Enzyme-linked immunosorbent assay (ELISA)
Assays for murine serum antibodies to CWPS/1 were done in NUNC-immuno 96 microwell plates (Nalge Nunc International, Rochester NY) coated overnight with CWPS/1 (5 μg/ml). After antigen adsorption, the plates were washed with phosphate-buffered saline-0.05% Tween (PBS-T) and blocked with 5% fetal calf serum in PBS-T. To distinguish PCho-specific from CWPS “backbone”-specific antibodies, the diluted antibody samples were first co-incubated with PBS-T alone or PBS-T with phosphorylcholine (100 μg/ml, Sigma) for 30 minutes at room temperature, after which samples were added to the ELISA plates and incubated at room temperature for 2 hours. Plates were washed with PBS-T, and secondary antibody to mouse immunoglobulin (Sigma) was added and incubated at room temperature for one hour. The plates were washed and developed with SureBlue TMB microwell peroxidase substrate (KPL, Gaithersburg, MD). Titers were determined against a standard serum sample from a mouse immunized systemically with CWPS/1, whose value was arbitrarily set at 1000 units/ml. Percent reduction by phosphorylcholine was calculated to ascertain to what extent the measured antibodies were directed against PCho.

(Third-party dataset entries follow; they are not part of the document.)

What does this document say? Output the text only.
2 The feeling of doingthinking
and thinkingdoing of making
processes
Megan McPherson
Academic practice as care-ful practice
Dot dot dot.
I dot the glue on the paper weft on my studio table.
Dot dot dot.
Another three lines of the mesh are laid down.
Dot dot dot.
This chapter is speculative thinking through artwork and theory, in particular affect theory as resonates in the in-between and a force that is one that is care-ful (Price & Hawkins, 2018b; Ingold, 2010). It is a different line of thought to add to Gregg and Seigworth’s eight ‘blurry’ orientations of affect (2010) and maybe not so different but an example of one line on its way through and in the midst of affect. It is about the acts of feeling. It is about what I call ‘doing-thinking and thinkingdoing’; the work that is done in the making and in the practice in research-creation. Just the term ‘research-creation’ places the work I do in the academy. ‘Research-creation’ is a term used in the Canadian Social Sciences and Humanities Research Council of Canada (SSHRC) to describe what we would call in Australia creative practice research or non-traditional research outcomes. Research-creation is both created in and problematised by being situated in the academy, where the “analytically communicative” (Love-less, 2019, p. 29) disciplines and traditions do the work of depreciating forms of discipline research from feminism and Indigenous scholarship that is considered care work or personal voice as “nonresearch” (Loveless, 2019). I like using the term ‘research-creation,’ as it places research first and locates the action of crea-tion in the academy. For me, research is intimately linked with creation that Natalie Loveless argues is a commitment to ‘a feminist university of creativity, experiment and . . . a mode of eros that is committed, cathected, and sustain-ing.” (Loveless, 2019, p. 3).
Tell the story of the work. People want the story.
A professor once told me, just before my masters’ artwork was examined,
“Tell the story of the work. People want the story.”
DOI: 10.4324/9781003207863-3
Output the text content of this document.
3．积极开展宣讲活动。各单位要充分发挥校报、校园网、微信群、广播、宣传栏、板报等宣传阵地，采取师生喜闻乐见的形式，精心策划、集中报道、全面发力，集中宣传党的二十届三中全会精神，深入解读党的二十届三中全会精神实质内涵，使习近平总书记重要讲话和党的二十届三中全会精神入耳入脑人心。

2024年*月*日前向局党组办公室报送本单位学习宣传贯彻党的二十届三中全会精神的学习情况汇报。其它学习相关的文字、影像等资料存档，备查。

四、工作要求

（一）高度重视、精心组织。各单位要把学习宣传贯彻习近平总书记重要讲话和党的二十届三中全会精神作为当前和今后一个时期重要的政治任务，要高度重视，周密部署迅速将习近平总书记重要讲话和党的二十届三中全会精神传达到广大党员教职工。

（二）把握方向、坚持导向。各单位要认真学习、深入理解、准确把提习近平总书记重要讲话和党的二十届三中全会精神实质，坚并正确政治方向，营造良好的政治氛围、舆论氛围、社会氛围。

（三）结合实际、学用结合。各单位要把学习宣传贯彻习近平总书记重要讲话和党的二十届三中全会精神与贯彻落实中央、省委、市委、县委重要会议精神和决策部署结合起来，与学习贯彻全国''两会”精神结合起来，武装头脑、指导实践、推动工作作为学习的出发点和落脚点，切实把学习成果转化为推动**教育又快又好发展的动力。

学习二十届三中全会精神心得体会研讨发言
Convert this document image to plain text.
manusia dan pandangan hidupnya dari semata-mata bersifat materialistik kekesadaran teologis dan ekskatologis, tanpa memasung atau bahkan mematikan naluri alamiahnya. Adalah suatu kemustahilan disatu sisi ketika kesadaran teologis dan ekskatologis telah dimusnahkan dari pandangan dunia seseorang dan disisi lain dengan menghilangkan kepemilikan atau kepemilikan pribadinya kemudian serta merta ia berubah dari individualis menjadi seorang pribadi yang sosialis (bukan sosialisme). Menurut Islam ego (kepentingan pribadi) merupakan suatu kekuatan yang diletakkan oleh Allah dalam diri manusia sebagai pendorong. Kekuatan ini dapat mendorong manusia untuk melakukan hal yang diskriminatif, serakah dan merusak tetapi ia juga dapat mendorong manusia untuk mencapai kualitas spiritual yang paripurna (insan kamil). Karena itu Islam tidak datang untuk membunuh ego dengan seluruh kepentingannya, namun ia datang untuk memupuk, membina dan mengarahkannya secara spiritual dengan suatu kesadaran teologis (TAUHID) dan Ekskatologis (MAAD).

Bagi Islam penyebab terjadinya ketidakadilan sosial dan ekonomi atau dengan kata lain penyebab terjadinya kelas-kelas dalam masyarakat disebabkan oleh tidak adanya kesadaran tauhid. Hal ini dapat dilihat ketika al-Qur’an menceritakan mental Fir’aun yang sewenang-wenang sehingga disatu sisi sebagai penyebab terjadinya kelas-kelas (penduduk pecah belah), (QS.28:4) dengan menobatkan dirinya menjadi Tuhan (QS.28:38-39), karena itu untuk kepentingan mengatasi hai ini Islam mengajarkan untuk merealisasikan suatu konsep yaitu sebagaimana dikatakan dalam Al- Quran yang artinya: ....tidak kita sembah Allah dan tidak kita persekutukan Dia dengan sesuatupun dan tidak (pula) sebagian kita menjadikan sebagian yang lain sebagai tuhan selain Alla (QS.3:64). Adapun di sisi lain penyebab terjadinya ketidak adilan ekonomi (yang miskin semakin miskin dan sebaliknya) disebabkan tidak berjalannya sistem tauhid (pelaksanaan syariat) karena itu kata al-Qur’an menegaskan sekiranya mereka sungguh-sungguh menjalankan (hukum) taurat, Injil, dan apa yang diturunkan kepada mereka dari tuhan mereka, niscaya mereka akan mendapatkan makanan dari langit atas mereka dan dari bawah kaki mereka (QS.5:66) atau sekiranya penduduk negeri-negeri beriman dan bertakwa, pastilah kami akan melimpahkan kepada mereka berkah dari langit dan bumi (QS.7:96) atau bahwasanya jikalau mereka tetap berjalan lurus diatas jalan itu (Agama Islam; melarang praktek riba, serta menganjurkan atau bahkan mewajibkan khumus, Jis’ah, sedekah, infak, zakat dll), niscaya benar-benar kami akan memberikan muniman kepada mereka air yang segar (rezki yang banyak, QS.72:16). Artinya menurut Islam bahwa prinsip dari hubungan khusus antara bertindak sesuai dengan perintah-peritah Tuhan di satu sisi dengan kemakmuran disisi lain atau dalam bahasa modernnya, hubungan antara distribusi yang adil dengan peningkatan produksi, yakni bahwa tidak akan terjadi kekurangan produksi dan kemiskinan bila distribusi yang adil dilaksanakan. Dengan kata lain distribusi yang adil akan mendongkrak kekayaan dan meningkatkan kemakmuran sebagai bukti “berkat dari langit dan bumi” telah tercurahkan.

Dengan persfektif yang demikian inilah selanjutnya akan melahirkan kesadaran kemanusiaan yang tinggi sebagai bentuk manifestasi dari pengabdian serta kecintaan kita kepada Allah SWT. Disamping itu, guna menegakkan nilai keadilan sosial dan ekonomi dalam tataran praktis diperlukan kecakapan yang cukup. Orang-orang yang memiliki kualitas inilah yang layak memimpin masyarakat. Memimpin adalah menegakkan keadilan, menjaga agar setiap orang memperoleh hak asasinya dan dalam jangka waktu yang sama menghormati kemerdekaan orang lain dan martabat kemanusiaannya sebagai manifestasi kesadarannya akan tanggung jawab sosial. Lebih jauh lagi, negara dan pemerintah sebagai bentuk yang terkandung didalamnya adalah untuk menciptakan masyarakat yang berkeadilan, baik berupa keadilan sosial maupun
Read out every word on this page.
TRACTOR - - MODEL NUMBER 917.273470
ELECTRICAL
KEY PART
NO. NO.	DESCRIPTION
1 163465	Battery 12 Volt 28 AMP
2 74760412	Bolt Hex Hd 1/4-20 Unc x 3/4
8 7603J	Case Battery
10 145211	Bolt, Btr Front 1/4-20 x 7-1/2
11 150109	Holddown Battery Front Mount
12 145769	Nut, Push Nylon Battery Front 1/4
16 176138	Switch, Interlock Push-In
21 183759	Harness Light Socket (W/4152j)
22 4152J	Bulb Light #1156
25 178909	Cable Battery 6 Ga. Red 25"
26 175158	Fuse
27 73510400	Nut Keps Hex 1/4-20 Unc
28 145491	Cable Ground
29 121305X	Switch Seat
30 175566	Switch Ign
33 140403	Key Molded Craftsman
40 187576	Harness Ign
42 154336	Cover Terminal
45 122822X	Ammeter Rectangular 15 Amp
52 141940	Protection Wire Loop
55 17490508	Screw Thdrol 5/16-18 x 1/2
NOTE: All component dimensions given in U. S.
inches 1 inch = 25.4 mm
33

The surface expression of the PCho determinant by pneumococci was assayed by inhibition of the ELISA in which 50 μl of mouse monoclonal antibody to PCho (TEPC-15, Sigma) diluted 1/5000 was premixed with 50 ul of serial dilutions of the bacteria or of CWPS/1 (as the standard) in PBS-5%BSA before addition to the CWPS-coated plates; Tween was omitted in the initial incubation so as not to disrupt the bacterial surface; the results were expressed as concentration-equivalence to CWPS/1.
Assay of IL-17A production in whole blood samples
Fifty μl of heparinized blood was added to 450 μl DMEM (BioWhittaker, Walkersville, MD) containing 10% low-endotoxin defined FBS (Hyclone, Logan, UT) and Ciprofloxacin (10 μg/ml, Cellgro, Manassas, VA). The cultures were incubated at 37 °C for 6 days with 107 killed pneumococcal cells. Supernatants were collected following centrifugation and stored at −80°C until analyzed by ELISA for IL-17A concentration (R&D Systems, Minneapolis, MN).
Acknowledgments
The authors wish to thank Dr. Maya Koster for providing the CWPS-TT conjugate, Dr. Jay Kolls for providing the IL-17A receptor knockout mice, and Dr. Jeffrey Weiser for providing the opaque and transparent variants of the serotype 6A pneumococcal strain and for helpful discussions. This work was supported by a grant from the National Institutes of Health (AI067737 to RM).
Footnotes
The authors declare that they have no competing interests.